Management Strategies:

• For anal irritation: apply topical emollients before and after suppository insertion; consider dose adjustment if Grade 2 or higher
• For anemia: monitor hemoglobin before each cycle; transfusion support as clinically indicated
• For fatigue: rule out underlying disease progression or anemia before attributing to drug

Connection to Stem Cell and Regenerative Medicine

Idronoxil’s ENOX2-selective mechanism gives it a meaningful connection to bone marrow and stem cell preservation. The targeted effect on ENOX2 has the potential to limit toxicity to noncancer cells, which preferentially express ENOX1 — including hematopoietic stem cells in the bone marrow. This selectivity means idronoxil is unlikely to cause the stem cell toxicity that limits many conventional chemotherapy agents. Its radiosensitizing properties are now being explored in combination with radioligand therapies that themselves require intact bone marrow reserve, making idronoxil’s bone marrow-sparing profile a clinically critical advantage in the context of multi-cycle radioligand treatment.

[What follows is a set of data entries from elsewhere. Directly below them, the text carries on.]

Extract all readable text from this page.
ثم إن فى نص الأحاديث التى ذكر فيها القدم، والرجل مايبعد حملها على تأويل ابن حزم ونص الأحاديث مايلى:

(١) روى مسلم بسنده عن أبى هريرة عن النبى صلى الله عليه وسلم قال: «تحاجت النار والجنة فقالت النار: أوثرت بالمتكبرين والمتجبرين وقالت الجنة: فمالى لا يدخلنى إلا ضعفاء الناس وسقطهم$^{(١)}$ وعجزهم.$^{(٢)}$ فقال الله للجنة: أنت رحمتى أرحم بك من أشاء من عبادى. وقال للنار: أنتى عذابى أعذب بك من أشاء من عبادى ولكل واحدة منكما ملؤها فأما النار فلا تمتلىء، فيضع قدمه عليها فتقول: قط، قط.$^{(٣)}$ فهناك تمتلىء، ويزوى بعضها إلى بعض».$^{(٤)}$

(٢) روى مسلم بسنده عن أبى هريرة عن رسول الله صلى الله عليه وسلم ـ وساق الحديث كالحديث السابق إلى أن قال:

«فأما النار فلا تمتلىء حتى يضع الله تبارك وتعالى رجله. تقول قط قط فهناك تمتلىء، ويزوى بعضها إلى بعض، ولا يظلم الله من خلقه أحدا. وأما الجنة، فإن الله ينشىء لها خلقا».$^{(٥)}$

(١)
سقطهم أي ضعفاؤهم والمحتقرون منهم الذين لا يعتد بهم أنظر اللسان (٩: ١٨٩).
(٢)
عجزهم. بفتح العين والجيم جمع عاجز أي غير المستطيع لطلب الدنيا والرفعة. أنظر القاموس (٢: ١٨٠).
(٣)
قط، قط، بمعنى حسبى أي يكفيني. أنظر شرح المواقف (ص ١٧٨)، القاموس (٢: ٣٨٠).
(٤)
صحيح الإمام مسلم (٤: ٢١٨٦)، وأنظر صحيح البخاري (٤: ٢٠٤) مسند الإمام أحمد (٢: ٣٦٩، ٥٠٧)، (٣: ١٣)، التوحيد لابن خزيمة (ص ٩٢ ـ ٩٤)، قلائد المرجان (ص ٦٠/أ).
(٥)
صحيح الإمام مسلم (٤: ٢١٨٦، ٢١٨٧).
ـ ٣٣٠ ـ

Disclaimer: These studies regarding idronoxil, ENOX2 selectivity, and marrow-sparing potential are still evolving and are not yet applicable to practical or professional clinical scenarios. While ENOX2 targeting may offer a theoretical advantage over nonselective chemotherapy, the discussion regarding guaranteed stem-cell preservation, negligible marrow toxicity, or established clinical superiority in radioligand combinations remain exploratory and should be interpreted cautiously.

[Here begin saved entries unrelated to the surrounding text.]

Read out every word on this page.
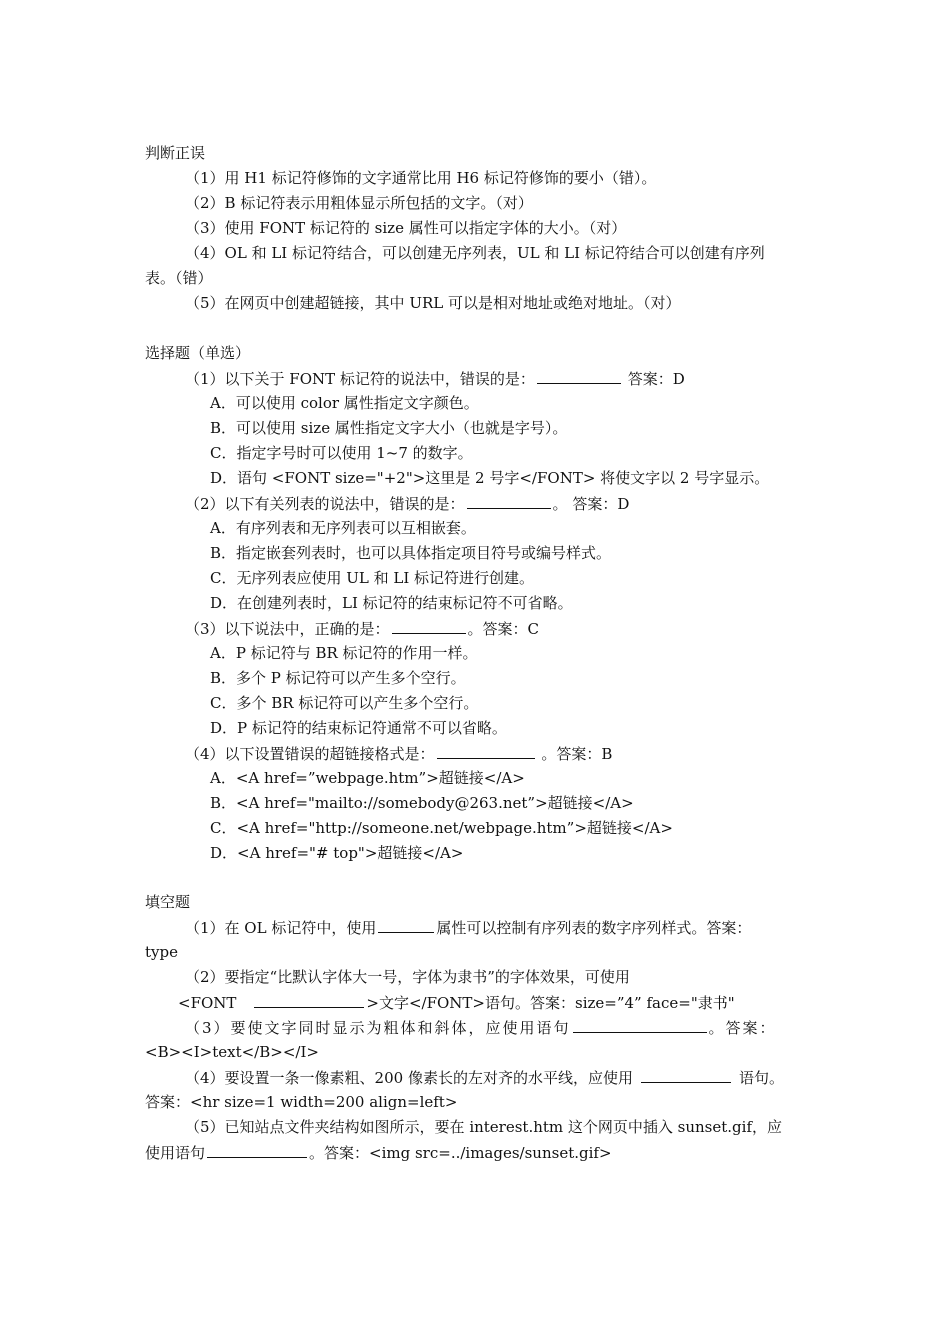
判断正误
（1）用 H1 标记符修饰的文字通常比用 H6 标记符修饰的要小（错）。
（2）B 标记符表示用粗体显示所包括的文字。（对）
（3）使用 FONT 标记符的 size 属性可以指定字体的大小。（对）
（4）OL 和 LI 标记符结合，可以创建无序列表，UL 和 LI 标记符结合可以创建有序列
表。（错）
（5）在网页中创建超链接，其中 URL 可以是相对地址或绝对地址。（对）
选择题（单选）
（1）以下关于 FONT 标记符的说法中，错误的是：	答案：D
A．可以使用 color 属性指定文字颜色。
B．可以使用 size 属性指定文字大小（也就是字号）。
C．指定字号时可以使用 1~7 的数字。
D．语句 <FONT size="+2">这里是 2 号字</FONT> 将使文字以 2 号字显示。
（2）以下有关列表的说法中，错误的是：	。 答案：D
A．有序列表和无序列表可以互相嵌套。
B．指定嵌套列表时，也可以具体指定项目符号或编号样式。
C．无序列表应使用 UL 和 LI 标记符进行创建。
D．在创建列表时，LI 标记符的结束标记符不可省略。
（3）以下说法中，正确的是：	。答案：C
A．P 标记符与 BR 标记符的作用一样。
B．多个 P 标记符可以产生多个空行。
C．多个 BR 标记符可以产生多个空行。
D．P 标记符的结束标记符通常不可以省略。
（4）以下设置错误的超链接格式是：	。答案：B
A．<A href=”webpage.htm”>超链接</A>
B．<A href="mailto://somebody@263.net”>超链接</A>
C．<A href="http://someone.net/webpage.htm”>超链接</A>
D．<A href="# top">超链接</A>
填空题
（1）在 OL 标记符中，使用	属性可以控制有序列表的数字序列样式。答案：
type
（2）要指定“比默认字体大一号，字体为隶书”的字体效果，可使用
<FONT	>文字</FONT>语句。答案：size=”4” face="隶书"
（3）要使文字同时显示为粗体和斜体，应使用语句	。答案：
<B><I>text</B></I>
（4）要设置一条一像素粗、200 像素长的左对齐的水平线，应使用	语句。
答案：<hr size=1 width=200 align=left>
（5）已知站点文件夹结构如图所示，要在 interest.htm 这个网页中插入 sunset.gif，应
使用语句	。答案：<img src=../images/sunset.gif>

Patient Management and Practical Recommendations

Pre-Treatment Tests:

• PSA level and complete blood count (CBC) — baseline and before each cycle
• 68Ga-PSMA PET/CT and 18F-FDG PET/CT — required for patient selection in LuPIN-type trials
• Liver function tests (LFTs) and kidney function panel
• Testosterone level to confirm castration-resistant status in prostate cancer patients

Precautions During Treatment:

• Patients must meet PSMA imaging eligibility criteria before enrolling in radioligand combination trials
• Monitor CBC and PSA before each 6-week treatment cycle
• Idronoxil is only available through participation in an approved clinical trial

Do’s and Don’ts:

• DO administer the NOX66 suppository at the same time each day during the 10-day dosing window
• DO report any significant rectal discomfort, bleeding, or pain to your care team immediately
• DO attend all scheduled PSA tests, imaging appointments, and safety monitoring visits
• DON’T use idronoxil outside of an approved and supervised clinical trial program
• DON’T miss any scheduled radioligand therapy infusion days — timing with NOX66 is clinically critical
• DON’T become pregnant during treatment — the apoptotic mechanism carries theoretical fetal risk

Legal Disclaimer

The information in this guide is for educational purposes only and does not constitute medical advice, diagnosis, or a treatment recommendation. Idronoxil (NOX66/Veyonda) is an investigational drug that is not approved by the US Food and Drug Administration (FDA) or any major regulatory authority for routine clinical use. It is currently available only through participation in approved clinical trials. All treatment decisions must be made in consultation with a qualified oncologist or licensed healthcare professional with full knowledge of the patient’s complete medical history. This content does not replace official investigational protocol documentation or professional medical judgment.